Suppose you have a list that looks like ["1","2","3","7","4","5,"6"]

Then you add the the element "4" to index 3

So, the list looks likes ["1","2","3","4","7","4","5,"6"] , but looking at the code of the add method I don't know how the first or last node pointers gets updated. Because in my mind these are the only pieces of code that run because the index isn't 0 and the last doesn't change

EDIT

The Object Node first is used in the toString method(not shown) to traverse through the collection

    // Set a reference pred to point to the node that
    // will be the predecessor of the new node
    Node pred = first;
    for (int k = 1; k <= index - 1; k++) {
        pred = pred.next;
    }
    // Splice in a node containing the new element
    pred.next = new Node(e, pred.next);
    System.out.println(toString());

Answer 1

Before the add, the first element is "1" and the last element is "6".
After the add, the first element is "1" and the last element is "6".
You're right that the first and last dont change-- they don't need to, because you haven't changed the first or the last element.

Answer 2

I think you are getting bogged down by the way this linked list implementation works. The first and last pointers exist to just keep track of the start and end of the list. Hence, when you insert an element in the middle of the list, these pointers do not get updated, nor is there any need for such an update. But they do get updated should an insert land before the current head or after the current tail of the list. Here is the code which handles head inserts:

if (index == 0) {
    // New element goes at beginning
    first = new Node(e, first);
    System.out.println("ran");
    if (last == null)
        last = first;
    return;
}

The critical line here is actually this:

first = new Node(e, first);

The first pointer gets assigned to a new node, which in turn points to the old first node. Similarly, should an insert of a new node land at the end of the list, the following code will handle that:

if (pred.next.next == null) {
    System.out.println("ran");
    last = pred.next;
}

Here the last pointer is assigned to the new node which was inserted after the old last .
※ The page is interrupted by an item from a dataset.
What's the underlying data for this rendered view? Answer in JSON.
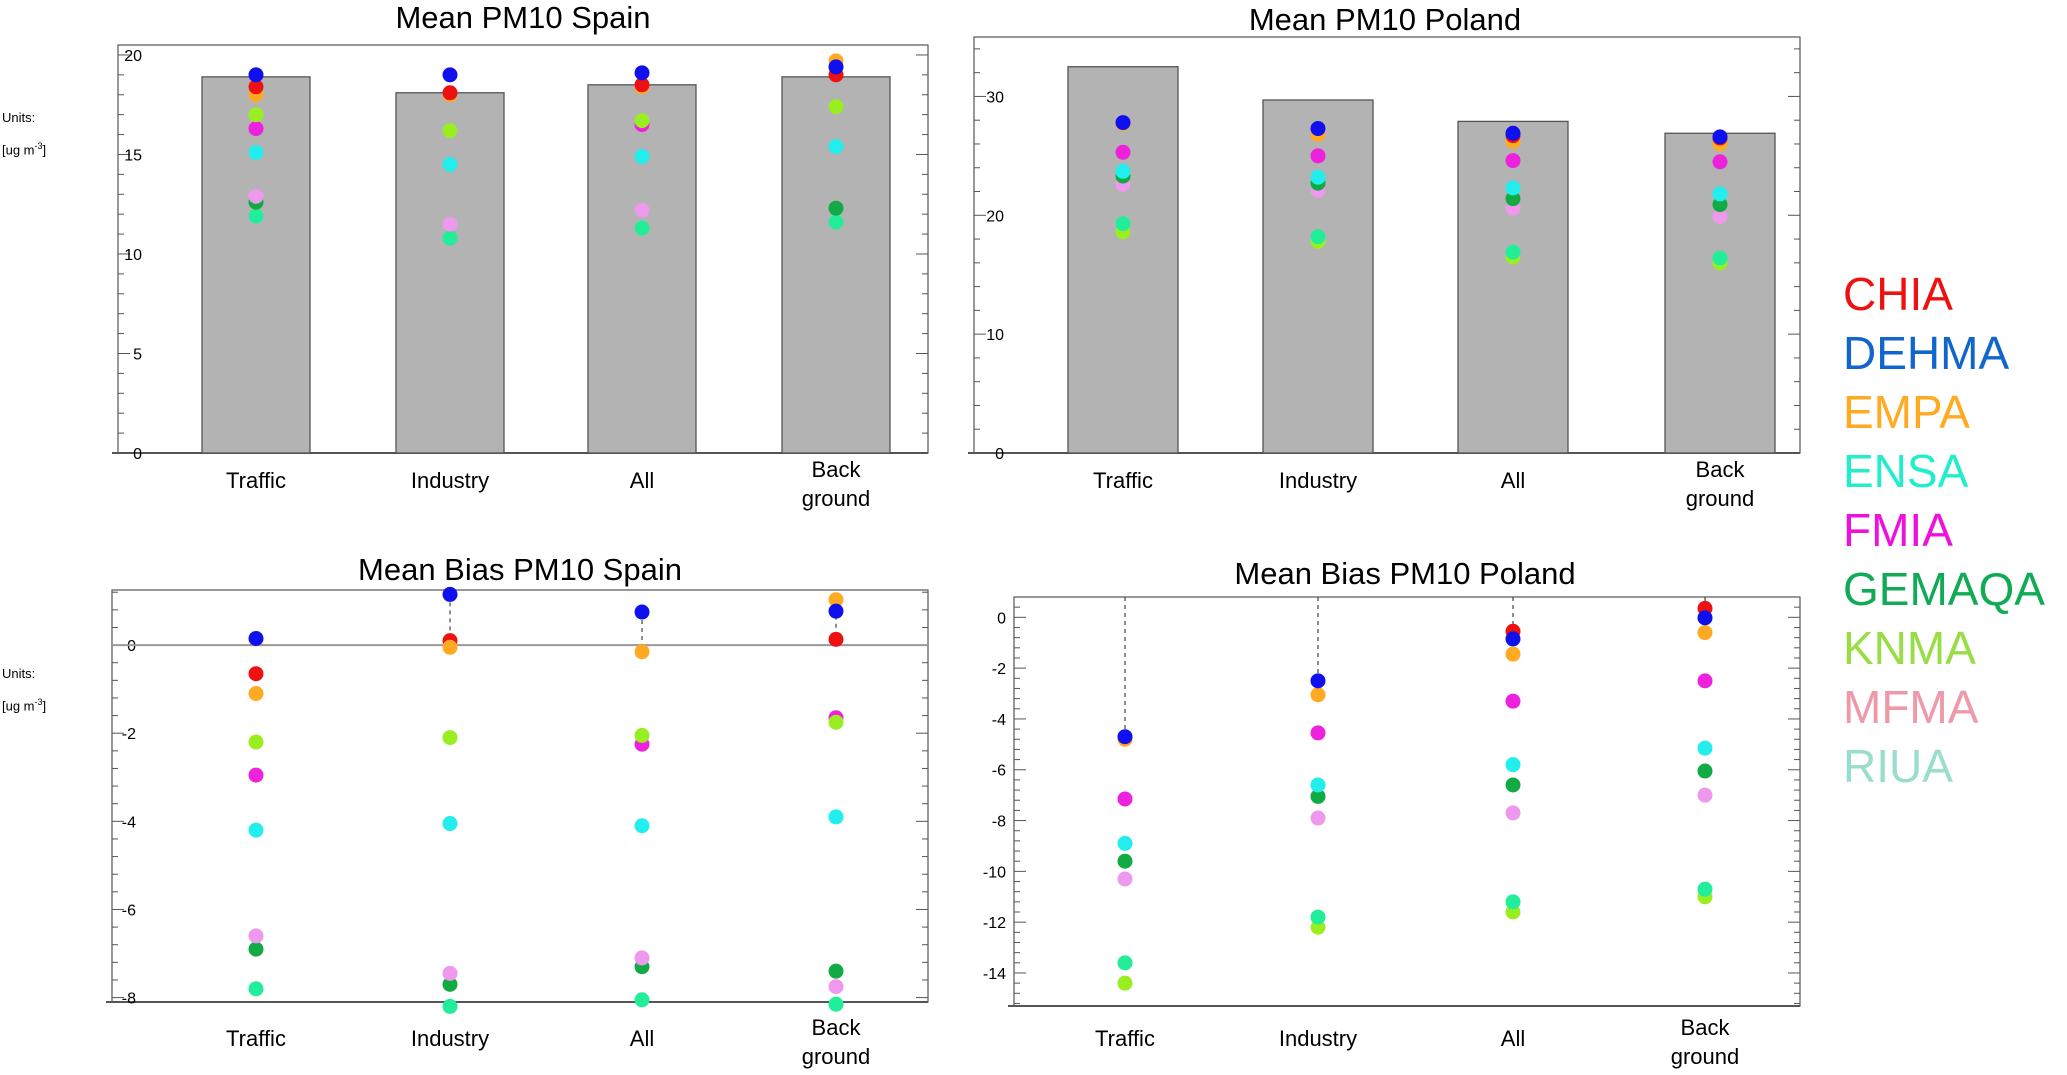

But other than these two edge cases, there is no need to update first and last with inserts.

Answer 3

If the index is 0, the node is added in the beginnng and the for loop doesn't work. If it is 1, the loop again doesn't execute and node is simply added to the list. However if it something else, then until the index-1 position is reached the loop shifts each element one step behind. Then the code just outside the loop (which slices in a node containing new element) inserts the element at index. If after the loop has executed, the index turns out to be the last one then the last node is updated.

Hope this helps!